Allemagne et Italie contre la décision américaine envers la Turquie

Le ministre allemand de l ‘économie, Peter Altmaier, a vivement critiqué les politiques tarifaires et les sanctions du président américain Donald Trump, affirmant que ces mesures détruisaient les emplois et la croissance et que l’ Europe ne céderait pas aux pressions américaines sur l ‘Iran.

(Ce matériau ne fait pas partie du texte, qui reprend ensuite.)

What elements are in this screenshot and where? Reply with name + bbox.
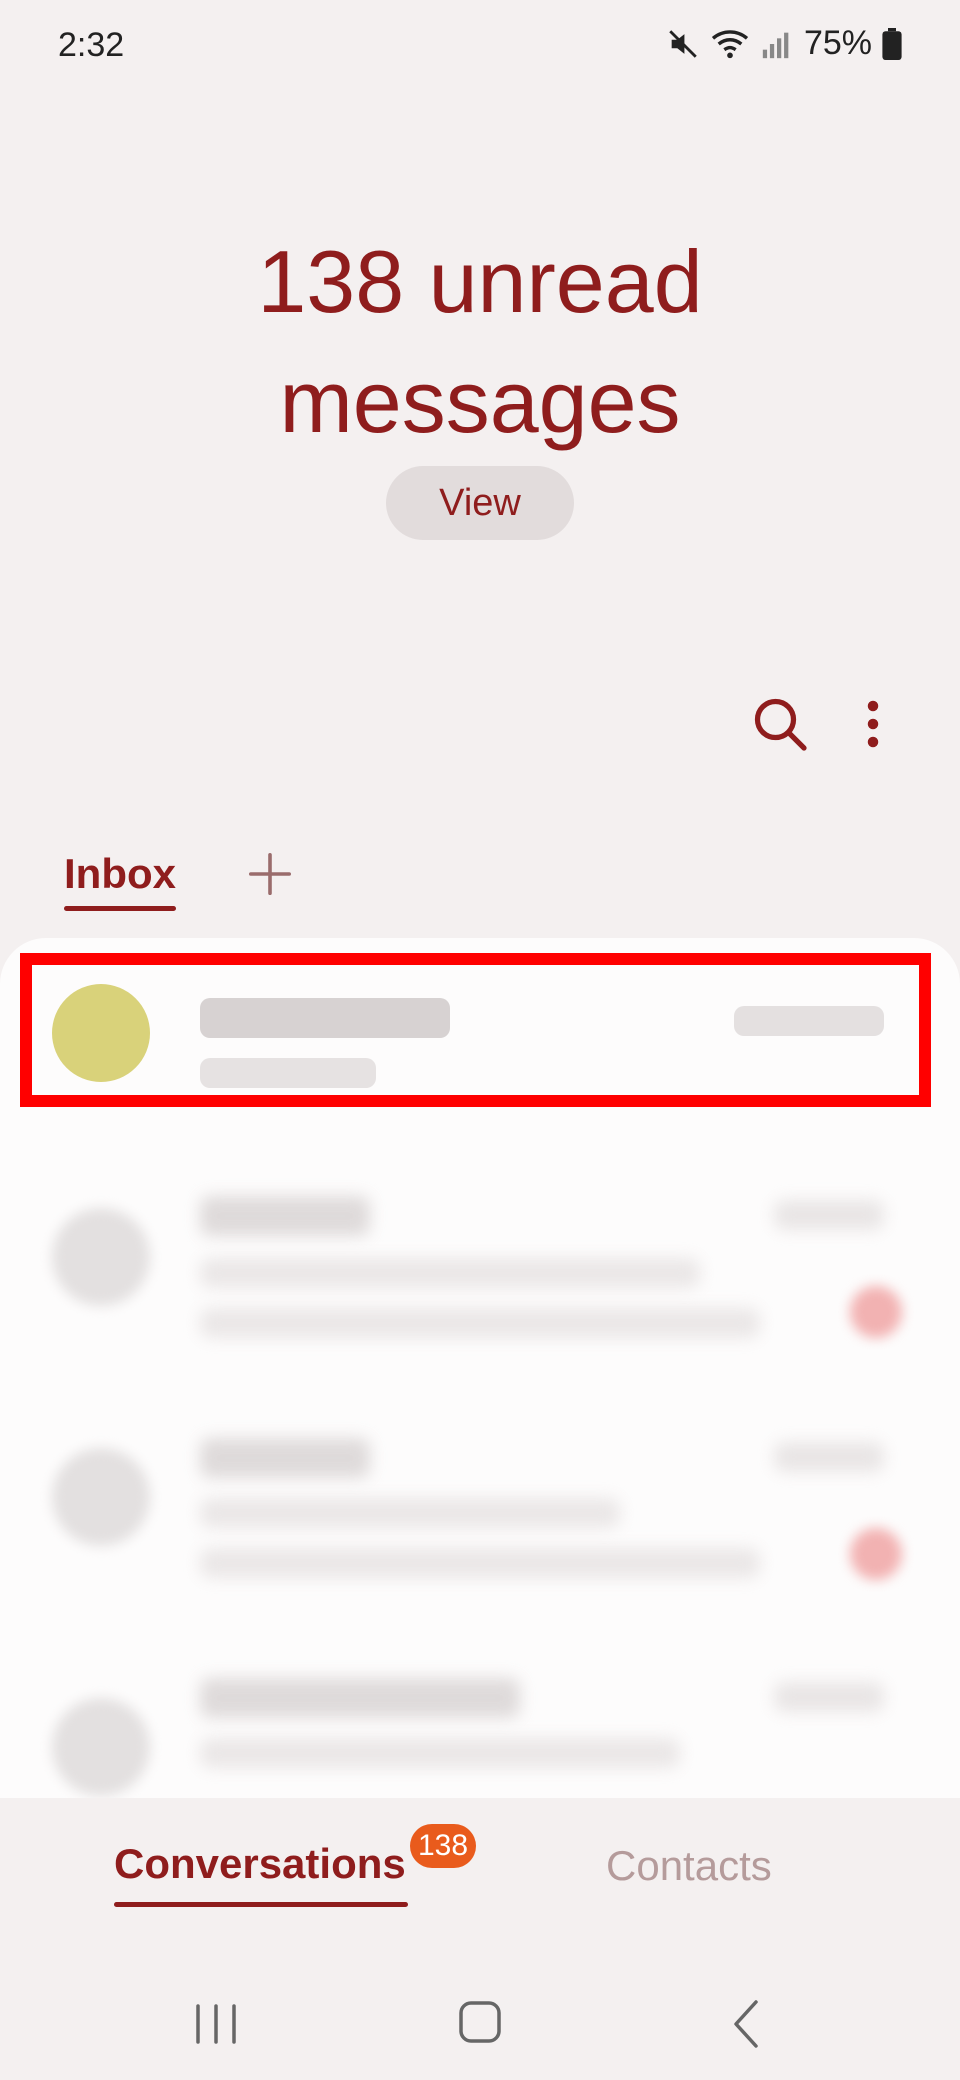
- highlight-box: [20, 953, 931, 1107]
- status-bar: 2:32 75%: [0, 0, 960, 96]
- status-icons: 75%: [666, 24, 902, 63]
- conversation-row[interactable]: [0, 1638, 960, 1798]
- tab-inbox[interactable]: Inbox: [64, 850, 176, 898]
- message-preview-redacted: [200, 1308, 760, 1338]
- unread-count-badge: 138: [410, 1824, 477, 1868]
- title-line-2: messages: [279, 352, 681, 451]
- view-button[interactable]: View: [386, 466, 574, 540]
- tab-conversations-indicator: [114, 1902, 408, 1907]
- status-time: 2:32: [58, 26, 125, 64]
- avatar: [52, 1448, 150, 1546]
- timestamp-redacted: [774, 1442, 884, 1472]
- timestamp-redacted: [774, 1200, 884, 1230]
- system-navigation-bar: [0, 1960, 960, 2080]
- avatar: [52, 1698, 150, 1796]
- message-preview-redacted: [200, 1548, 760, 1578]
- title-line-1: 138 unread: [257, 232, 703, 331]
- unread-count-title: 138 unread messages: [0, 222, 960, 462]
- battery-percent: 75%: [803, 24, 872, 62]
- unread-badge: [850, 1528, 902, 1580]
- home-icon[interactable]: [456, 1998, 504, 2046]
- timestamp-redacted: [774, 1682, 884, 1712]
- signal-icon: [762, 32, 789, 58]
- conversation-row[interactable]: [0, 1158, 960, 1358]
- back-icon[interactable]: [726, 1996, 766, 2052]
- avatar: [52, 1208, 150, 1306]
- recent-apps-icon[interactable]: [190, 2000, 242, 2048]
- battery-icon: [882, 27, 902, 60]
- message-preview-redacted: [200, 1498, 620, 1528]
- bottom-navigation: Conversations 138 Contacts: [0, 1810, 960, 1940]
- search-icon[interactable]: [750, 694, 810, 754]
- tab-inbox-indicator: [64, 906, 176, 911]
- message-preview-redacted: [200, 1258, 700, 1288]
- contact-name-redacted: [200, 1438, 370, 1478]
- tab-conversations[interactable]: Conversations: [114, 1840, 406, 1888]
- mute-icon: [669, 29, 697, 58]
- more-options-icon[interactable]: [858, 694, 888, 754]
- add-category-icon[interactable]: [246, 850, 294, 898]
- contact-name-redacted: [200, 1678, 520, 1718]
- conversation-row[interactable]: [0, 1398, 960, 1598]
- tab-contacts[interactable]: Contacts: [606, 1842, 772, 1890]
- contact-name-redacted: [200, 1196, 370, 1236]
- wifi-icon: [711, 29, 749, 58]
- unread-badge: [850, 1286, 902, 1338]
- message-preview-redacted: [200, 1738, 680, 1768]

La détermination de Trump à poursuivre les sanctions contre Téhéran, qui vise également les sociétés européennes faisant des affaires avec l’Iran, a ouvert un nouveau front.
La détermination de Trump à poursuivre les sanctions contre Téhéran, qui vise également les sociétés européennes faisant des affaires avec l’Iran, a ouvert un nouveau front.

“Comme nous l’avons vu par le passé, les consommateurs sont les plus touchés par les guerres commerciales, qui augmentent les prix des produits. Nous avons besoin de tarifs plus bas, de marchés plus ouverts et de moins de protectionnisme dans le monde », a déclaré le ministre à Bild am Sonntag, tout en répondant à une question sur les nouveaux tarifs de Trump sur la Turquie et la Chine.

Ses paroles ont été prononcées au lendemain du décès du ministre italien des Affaires étrangères, Enzo Moavero, par le quotidien Il Foglio, selon lequel la Turquie joue un rôle majeur dans les équilibres en Méditerranée.

“Une telle crise est une mauvaise nouvelle pour tous”, a-t-il déclaré, demandant des précautions.

La chute des lires “devrait donner une leçon aux agresseurs de la zone euro”, a-t-il déclaré.

La détermination de Trump à poursuivre les sanctions contre Téhéran, qui vise également les sociétés européennes faisant des affaires avec l’Iran, a ouvert un nouveau front.

“Cette guerre commerciale ralentit et détruit la croissance économique – et crée de nouvelles incertitudes”, a déclaré M. Altmaier.

M. Altmaier a salué l’accord conclu par le président de la Commission européenne, Jean-Claude Juncker, lors des négociations avec Trump le mois dernier, affirmant que l’accord intérimaire avait permis de sauver des centaines de milliers d’emplois en Europe.

Les États-Unis et l’Union européenne sont mêlés à un problème après que Trump a imposé des droits de douane sur les importations d’aluminium et d’acier et que Bruxelles a réagi en imposant des droits de rétorsion sur certains produits américains.

Trump avait également menacé d’imposer des droits de douane sur les importations d’automobiles de l’UE, mais avait conclu un accord pour ne pas prendre de mesures après avoir rencontré Juncker à la Maison Blanche le mois dernier.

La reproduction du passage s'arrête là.